Dorveille

A metric shed-load, nay airship-hangar-load of people suffer from a life-shortening condition. It’s talked about, occasionally examined in detail, but doesn’t get as big a press as, say, diabetes, cancer, dementia or, the recent fashionable killer, motor neurone disease (ALS.)*

From a Guardian article:

“Do you get enough sleep? Of course you don’t. Very few people with busy jobs, young children or smartphones do.”

I don’t. I don’t need a sleep app to tell me I don’t. I don’t have the will to do anything about it.

But wait!

The article shows me that I’m a throwback, an artifact of a time long-past when scientists, pseudo-statisticians and armchair statisticians (politicians!) didn’t rule our lives. Wine is good for you one month and bad for you the next. Chocolate. Beef. Chicken. MSG. Sugar. Salt. Fast food. Life after 30 will be next…

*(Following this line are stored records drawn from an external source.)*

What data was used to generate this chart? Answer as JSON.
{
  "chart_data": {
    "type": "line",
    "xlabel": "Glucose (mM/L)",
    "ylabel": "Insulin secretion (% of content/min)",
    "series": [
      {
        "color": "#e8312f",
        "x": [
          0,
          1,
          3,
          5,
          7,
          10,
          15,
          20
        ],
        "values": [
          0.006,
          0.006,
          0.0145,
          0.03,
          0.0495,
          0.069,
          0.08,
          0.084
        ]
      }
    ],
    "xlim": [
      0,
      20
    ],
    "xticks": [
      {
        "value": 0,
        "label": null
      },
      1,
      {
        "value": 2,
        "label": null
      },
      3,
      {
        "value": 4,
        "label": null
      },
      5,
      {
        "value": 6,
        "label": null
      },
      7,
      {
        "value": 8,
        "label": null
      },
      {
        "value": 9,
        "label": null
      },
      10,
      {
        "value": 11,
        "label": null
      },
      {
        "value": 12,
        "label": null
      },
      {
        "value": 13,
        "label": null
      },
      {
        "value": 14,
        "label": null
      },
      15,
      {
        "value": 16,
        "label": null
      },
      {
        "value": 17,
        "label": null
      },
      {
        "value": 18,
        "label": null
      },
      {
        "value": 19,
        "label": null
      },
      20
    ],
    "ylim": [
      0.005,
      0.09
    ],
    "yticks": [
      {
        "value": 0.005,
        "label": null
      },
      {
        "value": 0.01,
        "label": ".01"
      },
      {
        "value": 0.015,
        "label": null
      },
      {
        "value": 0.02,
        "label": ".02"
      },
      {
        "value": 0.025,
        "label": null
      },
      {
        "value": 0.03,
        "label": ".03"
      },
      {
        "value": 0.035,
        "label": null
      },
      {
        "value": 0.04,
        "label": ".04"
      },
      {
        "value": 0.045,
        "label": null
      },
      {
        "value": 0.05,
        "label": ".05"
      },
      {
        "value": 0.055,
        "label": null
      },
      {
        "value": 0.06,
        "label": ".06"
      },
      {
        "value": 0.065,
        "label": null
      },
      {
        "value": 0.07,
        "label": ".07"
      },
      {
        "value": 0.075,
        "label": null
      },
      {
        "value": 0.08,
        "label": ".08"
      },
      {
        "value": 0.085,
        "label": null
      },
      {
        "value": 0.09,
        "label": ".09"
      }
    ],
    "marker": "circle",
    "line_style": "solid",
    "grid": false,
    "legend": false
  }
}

Moderation is the key, understanding when you’ve had enough, knowing when it’s OK to conform… and when it isn’t.

Sleep 8 hours? It’d be nice. Sleep a continuous 8? Pressure!

No longer.

A question I must ask myself:

“How do I now regulate my 2 periods of sleep to get the best out of them?”


*The Ice Bucket Challenge made a short-term impact. ‘Twas tempered only by my certain knowledge that most used the thing as a social event, and that it made enemies of other, more-established charities. Envy.